That light at the end of the tunnel?

It may be Lebanon’s Lira Solar Car.

Necessity is the mother of invention. Whilst being a cliché to some, this. pearl of wisdom is all too real to others. History tells us of the many inventions or discoveries which came to light during times of hardship. The lightbulb, telephone and basketball for example. Even gravity, which was discovered during the plague. So it should come as no surprise that an electric solar-powered car has emerged from the troubled state of Lebanon. It’s called the Lira Solar Car.

This is not the first of its kind in the Middle East. Towards the end of last year the UAE launched the Lightyear, manufactured by the Dutch company of the same name. But the Lira is local, from design to manufacture.
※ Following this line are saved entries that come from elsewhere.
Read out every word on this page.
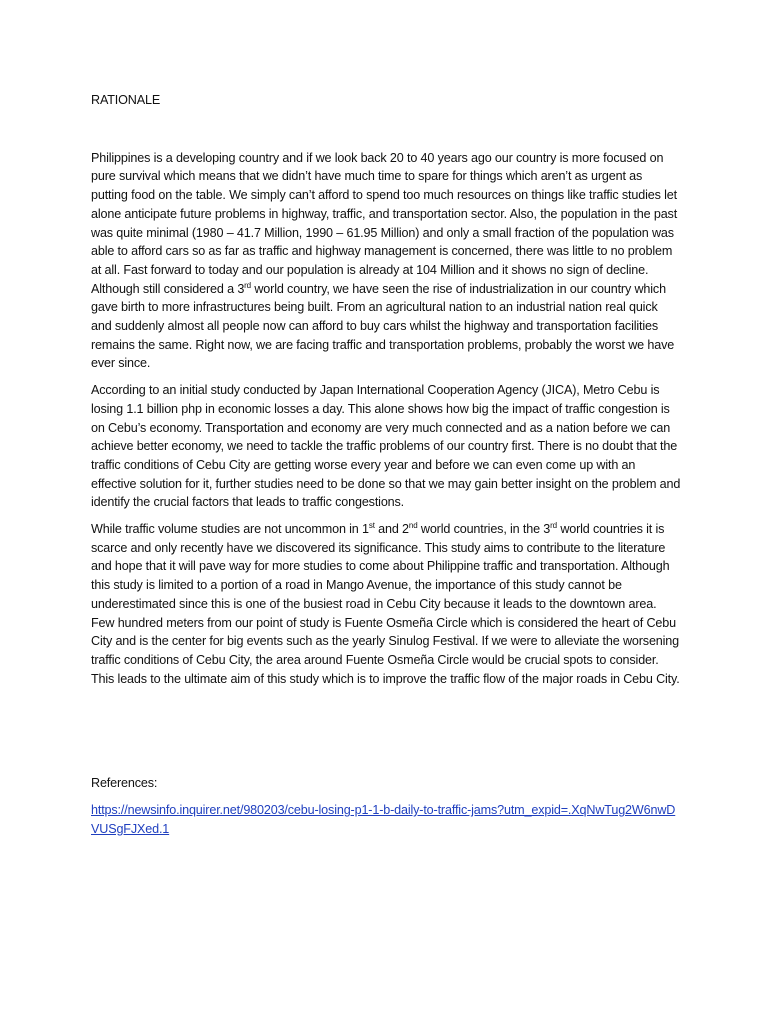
RATIONALE

Philippines is a developing country and if we look back 20 to 40 years ago our country is more focused on pure survival which means that we didn’t have much time to spare for things which aren’t as urgent as putting food on the table. We simply can’t afford to spend too much resources on things like traffic studies let alone anticipate future problems in highway, traffic, and transportation sector. Also, the population in the past was quite minimal (1980 – 41.7 Million, 1990 – 61.95 Million) and only a small fraction of the population was able to afford cars so as far as traffic and highway management is concerned, there was little to no problem at all. Fast forward to today and our population is already at 104 Million and it shows no sign of decline. Although still considered a 3rd world country, we have seen the rise of industrialization in our country which gave birth to more infrastructures being built. From an agricultural nation to an industrial nation real quick and suddenly almost all people now can afford to buy cars whilst the highway and transportation facilities remains the same. Right now, we are facing traffic and transportation problems, probably the worst we have ever since.

According to an initial study conducted by Japan International Cooperation Agency (JICA), Metro Cebu is losing 1.1 billion php in economic losses a day. This alone shows how big the impact of traffic congestion is on Cebu’s economy. Transportation and economy are very much connected and as a nation before we can achieve better economy, we need to tackle the traffic problems of our country first. There is no doubt that the traffic conditions of Cebu City are getting worse every year and before we can even come up with an effective solution for it, further studies need to be done so that we may gain better insight on the problem and identify the crucial factors that leads to traffic congestions.

While traffic volume studies are not uncommon in 1st and 2nd world countries, in the 3rd world countries it is scarce and only recently have we discovered its significance. This study aims to contribute to the literature and hope that it will pave way for more studies to come about Philippine traffic and transportation. Although this study is limited to a portion of a road in Mango Avenue, the importance of this study cannot be underestimated since this is one of the busiest road in Cebu City because it leads to the downtown area. Few hundred meters from our point of study is Fuente Osmeña Circle which is considered the heart of Cebu City and is the center for big events such as the yearly Sinulog Festival. If we were to alleviate the worsening traffic conditions of Cebu City, the area around Fuente Osmeña Circle would be crucial spots to consider. This leads to the ultimate aim of this study which is to improve the traffic flow of the major roads in Cebu City.

References:

https://newsinfo.inquirer.net/980203/cebu-losing-p1-1-b-daily-to-traffic-jams?utm_expid=.XqNwTug2W6nwDVUSgFJXed.1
It’s not pretty, but it will do the job in a turbulent energy infrastructure.  

The Lira is named for the Arab name for the Lebanese Pound. Lebanese residents  may raise an eyebrow or two over the name because the currency has collapsed. But Hicham Husami, the developer, insists its name will bring some real value back to the concept of Lira.

Necessity is the mother of invention

In an interview on Chinese TV Hicham, an industrialist, spoke of the necessity for ideas which will spark a revival of the country’s fortunes. He also talked about the indomitable will of the Lebanese people. The Solar-powered Lira is a manifestation of their resilience.

The Lira has a range of around 200 kilometres before it needs a recharge and only needs half an hour to bring it batteries back to full strength. That’s without sunlight, of course. It charges itself when there is sunlight. And sunlight is the one thing Lebanon has in abundance.

Husami’s experience in industrial manufacturing makes him a prime candidate to have conceived built the Lira. But it is his Lebanese nature that understands the need for such a vehicle for a population who are vulnerable to painfully high energy costs, amongst innumerable hardships.

Brene Brown, world famous Professor of human studies, once remarked in a now-famous TED Talks speech, “vulnerability may be the home of despair and uncertainty, but it is also the birthplace of creativity and invention”.

On that note, we at Inside Telecom wish Hicham Husami every success with the Lira.